Gratte-papier compilateur de revues de presse ou partisan extrémiste du régime, doublé d'un censeur intimidant les journalistes ? Une nouvelle facette controversée de Pascal Simbikangwa, premier Rwandais jugé en France pour crimes liés au génocide, s'est dessinée devant la cour d'assises de Paris.

"Je faisais des revues de presse, pour signaler ce qui pouvait intéresser la sécurité nationale", explique l'accusé pour définir son travail au Service central de renseignement (SCR), où il a été affecté au département presse après qu'un accident l'a laissé paraplégique en 1986, forçant son départ de la garde présidentielle. "Mon rôle était la lecture des journaux, d'en faire des synthèses et de les transmettre à mon chef, mais ce n'était pas à moi de prendre des décisions".

Certains témoins ont une tout autre version, comme Samuel Nshimiyimana, dit Sam Gody, qui affirme avoir été enlevé en janvier 1992 par des inconnus en civil puis torturé par le capitaine Simbikangwa dans les locaux du SCR après avoir publié un article et une caricature critiques.

Pour lui, l'accusé menait en outre une activité de publiciste, finançant diverses publications favorables au pouvoir. "Il s'investissait beaucoup, surtout dans Kangura ("Réveillez-les", dénoncé comme un des médias de la haine, NDLR), où il écrivait beaucoup d'articles, ou plutôt d'opinions, avec des propos de haine". Non signés, doit-il admettre, mais reconnaissables au "style", assure-t-il.

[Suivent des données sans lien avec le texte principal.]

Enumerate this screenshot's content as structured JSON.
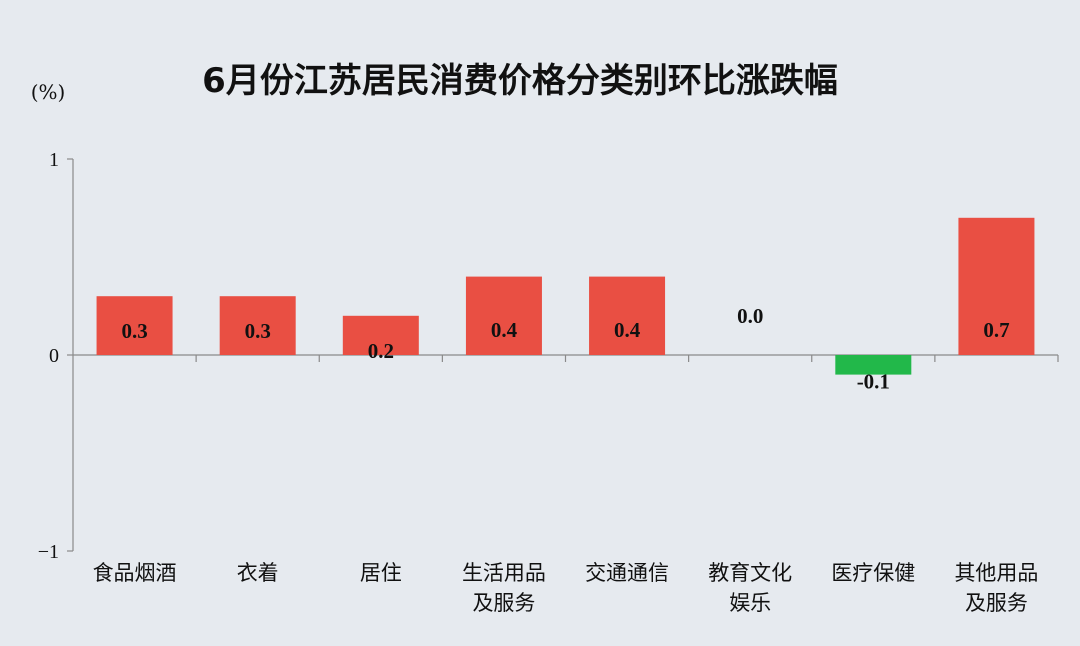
{
  "chart_data": {
    "type": "bar",
    "title": "6月份江苏居民消费价格分类别环比涨跌幅",
    "unit_label": "(%)",
    "categories": [
      [
        "食品烟酒"
      ],
      [
        "衣着"
      ],
      [
        "居住"
      ],
      [
        "生活用品",
        "及服务"
      ],
      [
        "交通通信"
      ],
      [
        "教育文化",
        "娱乐"
      ],
      [
        "医疗保健"
      ],
      [
        "其他用品",
        "及服务"
      ]
    ],
    "values": [
      0.3,
      0.3,
      0.2,
      0.4,
      0.4,
      0.0,
      -0.1,
      0.7
    ],
    "data_labels": [
      "0.3",
      "0.3",
      "0.2",
      "0.4",
      "0.4",
      "0.0",
      "-0.1",
      "0.7"
    ],
    "ylim": [
      -1,
      1
    ],
    "yticks": [
      1,
      0,
      -1
    ],
    "ytick_labels": [
      "1",
      "0",
      "−1"
    ],
    "grid": false,
    "legend": "none",
    "colors": {
      "positive": "#e94f43",
      "negative": "#22b84a",
      "background": "#e6eaef",
      "axis": "#8a8a8a"
    }
  }
}
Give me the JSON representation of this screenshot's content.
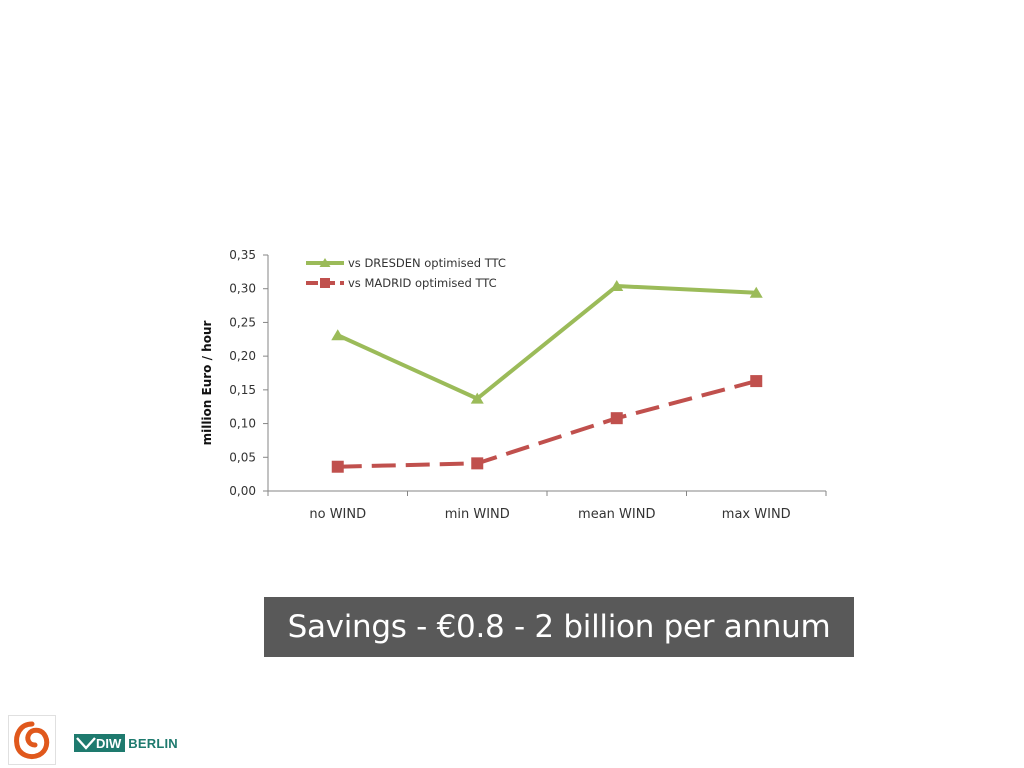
{
  "chart_data": {
    "type": "line",
    "categories": [
      "no WIND",
      "min WIND",
      "mean WIND",
      "max WIND"
    ],
    "ylabel": "million Euro / hour",
    "ylim": [
      0,
      0.35
    ],
    "ytick_labels": [
      "0,00",
      "0,05",
      "0,10",
      "0,15",
      "0,20",
      "0,25",
      "0,30",
      "0,35"
    ],
    "grid": false,
    "legend_position": "top-left",
    "series": [
      {
        "name": "vs DRESDEN optimised TTC",
        "values": [
          0.231,
          0.137,
          0.304,
          0.294
        ],
        "color": "#9bbb59",
        "marker": "triangle",
        "dash": "solid"
      },
      {
        "name": "vs MADRID optimised TTC",
        "values": [
          0.036,
          0.041,
          0.108,
          0.163
        ],
        "color": "#c0504d",
        "marker": "square",
        "dash": "dashed"
      }
    ]
  },
  "banner": {
    "text": "Savings - €0.8 - 2 billion per annum"
  },
  "footer": {
    "logo_left_icon": "spiral-logo-icon",
    "diw_label": "DIW",
    "berlin_label": "BERLIN"
  }
}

Inventions, rétorque Pascal Simbikangwa, qui nie les sévices et reconnaît seulement avoir, au premier semestre 1992, fait paraître dix numéros d'un magazine, Umurava ("Détermination"), dont il se serait fait évincer par un collaborateur devenu par la suite un de ses principaux dénonciateurs.

 

- 'On m'avait tout dépouillé' -

 

Venance Munyazaki, employé à l'époque à l'imprimerie nationale à Kigali, affirme, lui, que l'accusé était un visiteur régulier des locaux. Pour y régler les factures d'impression, de Kangura ou Umurava notamment, "lui a-t-on dit", car le témoin n'en a pas connaissance directe, ne travaillant pas à l'encaissement. Ou pour "prendre les journaux avant parution", avant d'exiger parfois le retrait de tel ou tel article.

Ridicule, répond Pascal Simbikangwa. Pour entrer à l'imprimerie nationale, il fallait monter un escalier. Or il est cloué dans son fauteuil roulant. Pour le témoin, on lui descendait factures ou épreuves.

En avril 1992, les choses changent, au moins formellement. Après la formation d'un gouvernement de coalition, un directeur issu de l'opposition est nommé à la tête du SCR. Augustin Iyamuremye indique qu'une de ses premières décisions a été de "retirer la charge de la division presse" à Pascal Simbikangwa, qui "avait dans la presse une réputation de tortionnaire".

Sauf qu'il n'est pas certain que sa décision ait vraiment été suivie d'effet et que "sûrement il était encore en relation avec la présidence".

Pour l'accusé au contraire, avec l'arrivée du nouveau patron il s'est retrouvé "sur la touche, véritablement au chômage". "On m'avait tout dépouillé, par quel moyen j'aurais contrôlé les journaux?"

Venance Munyazaki, lui, assure qu'il a continué à hanter les locaux de l'imprimerie nationale, que "c'était un homme puissant, même s'il n'avait plus de pouvoir au SCR".

Pascal Simbikangwa s'insurge contre ces témoins à charge "qui viennent du Rwanda pour mentir, qui sont endoctrinés".

Mais pour un expert entendu par la cour, l'historien Jean-Pierre Chrétien, auteur du livre "Les médias du génocide", "de par ses fonctions et la logique du régime", Pascal Simbikangwa joue alors "un rôle d'intimidation des journalistes".